Controllable Context Sensitivity and the Knob Behind It

Part of International Conference on Representation Learning 2025 (ICLR 2025) Conference

Bibtex Paper Supplemental

Authors

Julian Minder, Kevin Du, Niklas Stoehr, Giovanni Monea, Chris Wendler, Robert West, Ryan Cotterell

Abstract

When making predictions, a language model must trade off how much it relies on its context vs. its prior knowledge.Choosing how sensitive the model is to its context is a fundamental functionality, as it enables the model to excel at tasks like retrieval-augmented generation and question-answering.

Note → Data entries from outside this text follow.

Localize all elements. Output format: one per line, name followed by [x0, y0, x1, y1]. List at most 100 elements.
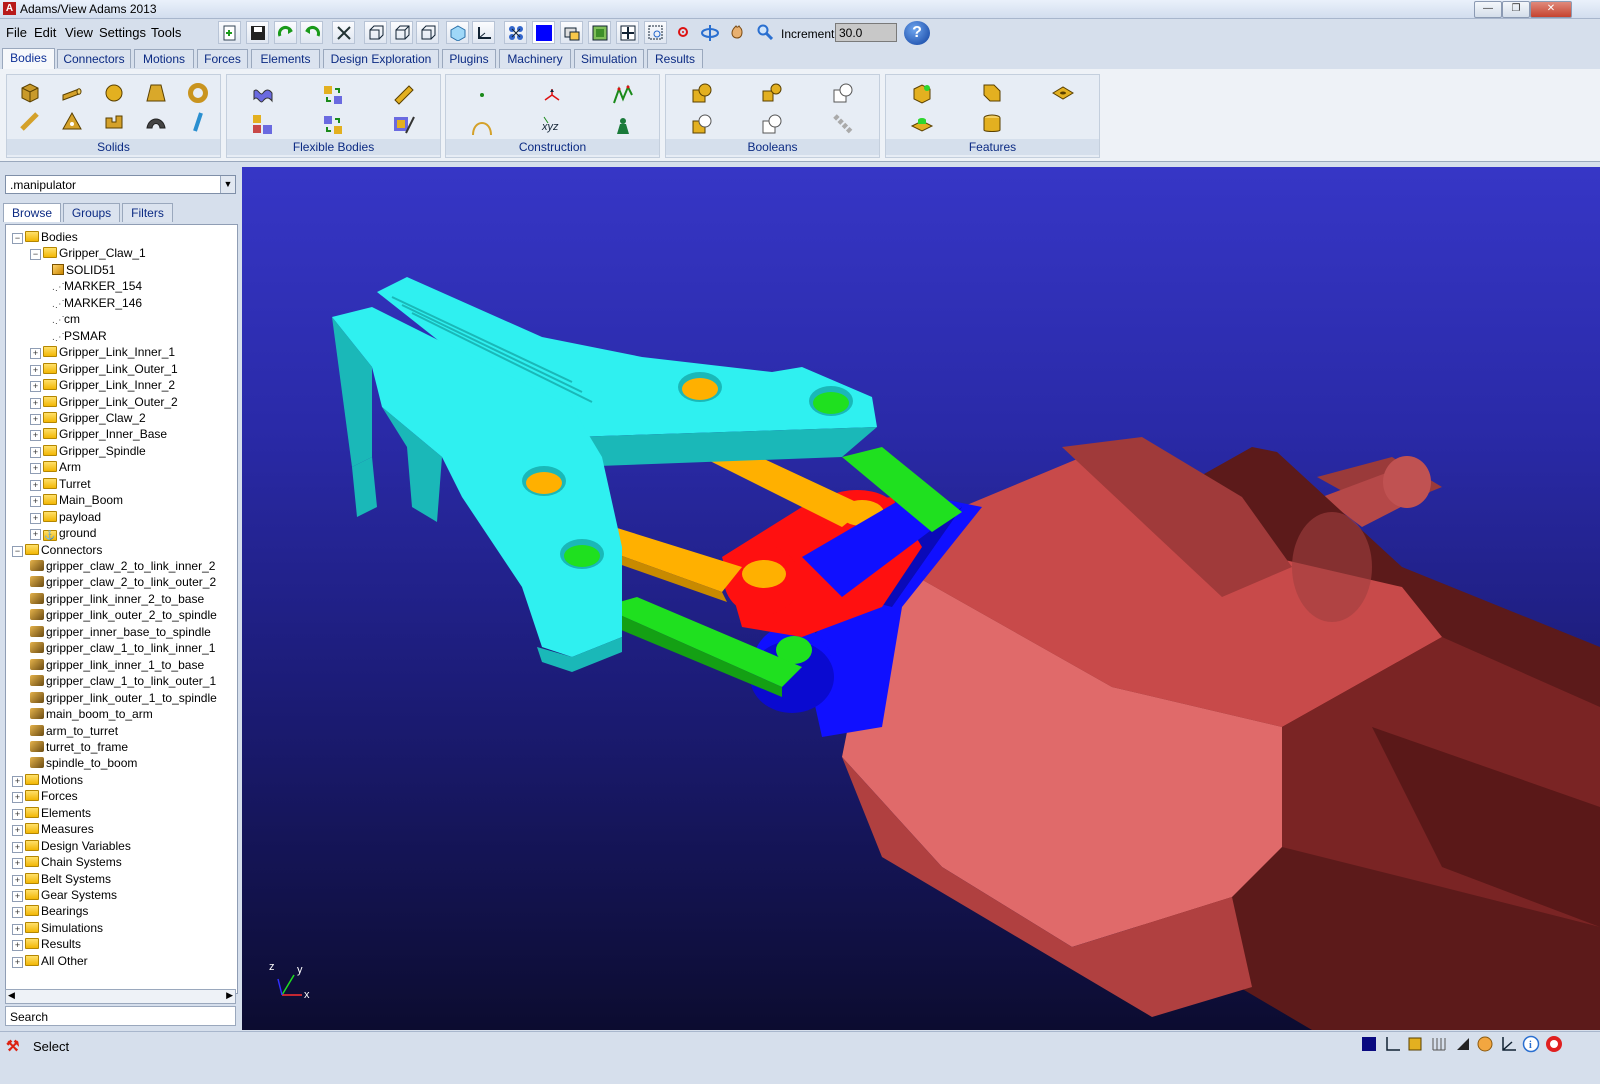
tree-category[interactable]: + Bearings — [12, 903, 88, 919]
menu-edit[interactable]: Edit — [34, 25, 56, 40]
plate-icon[interactable] — [60, 110, 84, 134]
rigid-to-flex-icon[interactable] — [321, 83, 345, 107]
revolution-icon[interactable] — [144, 110, 168, 134]
tab-simulation[interactable]: Simulation — [574, 49, 644, 68]
rotate-icon[interactable] — [698, 21, 721, 44]
flex-edit-icon[interactable] — [392, 113, 416, 137]
expand-icon[interactable]: + — [30, 381, 41, 393]
tree-horizontal-scrollbar[interactable]: ◀ ▶ — [5, 989, 236, 1004]
tree-category[interactable]: + Belt Systems — [12, 871, 111, 887]
hole-icon[interactable] — [504, 21, 527, 44]
graphics-viewport[interactable]: z y x — [242, 167, 1600, 1030]
boolean-split-icon[interactable] — [760, 112, 784, 136]
expand-icon[interactable]: + — [12, 792, 23, 804]
chevron-down-icon[interactable]: ▼ — [220, 176, 235, 193]
expand-icon[interactable]: + — [12, 891, 23, 902]
tree-item[interactable]: + payload — [30, 509, 101, 525]
tree-category[interactable]: + Gear Systems — [12, 887, 117, 903]
tree-category[interactable]: + Elements — [12, 805, 91, 821]
tree-category[interactable]: + Chain Systems — [12, 854, 122, 870]
collapse-icon[interactable]: − — [30, 249, 41, 261]
tree-item[interactable]: gripper_link_outer_2_to_spindle — [30, 607, 217, 623]
redo-icon[interactable] — [274, 21, 297, 44]
globe-toggle-icon[interactable] — [1476, 1035, 1494, 1053]
boolean-chain-icon[interactable] — [831, 112, 855, 136]
tree-item[interactable]: + Turret — [30, 476, 91, 492]
plane-icon[interactable] — [186, 110, 210, 134]
scroll-right-icon[interactable]: ▶ — [226, 990, 233, 1001]
expand-icon[interactable]: + — [12, 874, 23, 886]
shell-icon[interactable] — [980, 112, 1004, 136]
grid-toggle-icon[interactable] — [1430, 1035, 1448, 1053]
info-icon[interactable]: i — [1522, 1035, 1540, 1053]
expand-icon[interactable]: + — [30, 463, 41, 475]
boolean-intersect-icon[interactable] — [831, 81, 855, 105]
tree-category[interactable]: + Forces — [12, 788, 78, 804]
tree-category[interactable]: + Design Variables — [12, 838, 131, 854]
new-model-icon[interactable] — [218, 21, 241, 44]
triad-icon[interactable] — [472, 21, 495, 44]
tab-machinery[interactable]: Machinery — [499, 49, 571, 68]
expand-icon[interactable]: + — [12, 808, 23, 820]
tree-item[interactable]: + Arm — [30, 459, 81, 475]
tree-category[interactable]: + All Other — [12, 953, 88, 969]
tab-elements[interactable]: Elements — [251, 49, 320, 68]
tree-item[interactable]: + Gripper_Inner_Base — [30, 426, 167, 442]
expand-icon[interactable]: + — [12, 907, 23, 919]
extrusion-icon[interactable] — [102, 110, 126, 134]
tab-connectors[interactable]: Connectors — [57, 49, 131, 68]
front-view-icon[interactable] — [364, 21, 387, 44]
expand-icon[interactable]: + — [12, 858, 23, 870]
menu-settings[interactable]: Settings — [99, 25, 146, 40]
chamfer-icon[interactable] — [910, 81, 934, 105]
expand-icon[interactable]: + — [12, 841, 23, 853]
save-icon[interactable] — [246, 21, 269, 44]
blend-icon[interactable] — [980, 81, 1004, 105]
tree-item[interactable]: gripper_claw_2_to_link_outer_2 — [30, 574, 216, 590]
maximize-button[interactable]: ❐ — [1502, 1, 1530, 18]
boss-icon[interactable] — [910, 112, 934, 136]
tab-bodies[interactable]: Bodies — [2, 48, 55, 69]
cylinder-icon[interactable] — [60, 81, 84, 105]
flex-body-icon[interactable] — [251, 83, 275, 107]
collapse-icon[interactable]: − — [12, 233, 23, 244]
triad-toggle-icon[interactable] — [1384, 1035, 1402, 1053]
expand-icon[interactable]: + — [12, 775, 23, 787]
menu-file[interactable]: File — [6, 25, 27, 40]
pan-icon[interactable] — [726, 21, 749, 44]
expand-icon[interactable]: + — [30, 348, 41, 360]
tree-item[interactable]: turret_to_frame — [30, 739, 128, 755]
close-button[interactable]: ✕ — [1530, 1, 1572, 18]
expand-icon[interactable]: + — [30, 446, 41, 458]
tree-item[interactable]: + Gripper_Claw_2 — [30, 410, 146, 426]
sphere-icon[interactable] — [102, 81, 126, 105]
flex-convert-icon[interactable] — [321, 113, 345, 137]
collapse-icon[interactable]: − — [12, 545, 23, 557]
tree-item[interactable]: gripper_claw_1_to_link_inner_1 — [30, 640, 215, 656]
arc-icon[interactable] — [470, 113, 494, 137]
tree-item[interactable]: gripper_claw_1_to_link_outer_1 — [30, 673, 216, 689]
xyz-icon[interactable]: xyz — [540, 113, 564, 137]
tree-item[interactable]: + Main_Boom — [30, 492, 123, 508]
help-button[interactable]: ? — [904, 21, 930, 45]
polyline-icon[interactable] — [611, 83, 635, 107]
increment-input[interactable] — [835, 23, 897, 42]
expand-icon[interactable]: + — [12, 940, 23, 952]
arrow-toggle-icon[interactable] — [1454, 1035, 1472, 1053]
coordinate-toggle-icon[interactable] — [1500, 1035, 1518, 1053]
tree-item[interactable]: gripper_claw_2_to_link_inner_2 — [30, 558, 215, 574]
spline-icon[interactable] — [611, 113, 635, 137]
scroll-left-icon[interactable]: ◀ — [8, 990, 15, 1001]
tab-design-exploration[interactable]: Design Exploration — [323, 49, 439, 68]
render-mode-icon[interactable] — [1360, 1035, 1378, 1053]
torus-icon[interactable] — [186, 81, 210, 105]
tree-item[interactable]: gripper_link_outer_1_to_spindle — [30, 690, 217, 706]
tree-category[interactable]: − Connectors — [12, 542, 102, 558]
tree-item[interactable]: .⋰PSMAR — [52, 328, 107, 344]
box-icon[interactable] — [18, 81, 42, 105]
boolean-cut-icon[interactable] — [690, 112, 714, 136]
zoom-icon[interactable] — [754, 21, 777, 44]
tree-item[interactable]: spindle_to_boom — [30, 755, 137, 771]
tree-item[interactable]: + Gripper_Link_Outer_1 — [30, 361, 178, 377]
hole-feature-icon[interactable] — [1051, 81, 1075, 105]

In this paper, we search for a knob which controls this sensitivity, determining whether language models answer from the context or their prior knowledge.To guide this search, we design a task for controllable context sensitivity. In this task, we first feed the model a context ("Paris is in England") and a question ("Where is Paris?"); we then instruct the model to either use its prior or contextual knowledge and evaluate whether it generates the correct answer for both intents (either "France" or "England").When fine-tuned on this task, instruct versions of Llama-3.1, Mistral-v0.3, and Gemma-2 can solve it with high accuracy (85-95%). Analyzing these high-performing models, we narrow down which layers may be important to context sensitivity using a novel linear time algorithm. Then, in each model, we identify a 1-D subspace in a single layer that encodes whether the model follows context or prior knowledge.Interestingly, while we identify this subspace in a fine-tuned model, we find that the exact same subspace serves as an effective knob in not only that model but also non-fine-tuned instruct and base models of that model family.Finally, we show a strong correlation between a model's performance and how distinctly it separates context-agreeing from context-ignoring answers in this subspace.These results suggest a single fundamental subspace facilitates how the model chooses between context and prior knowledge.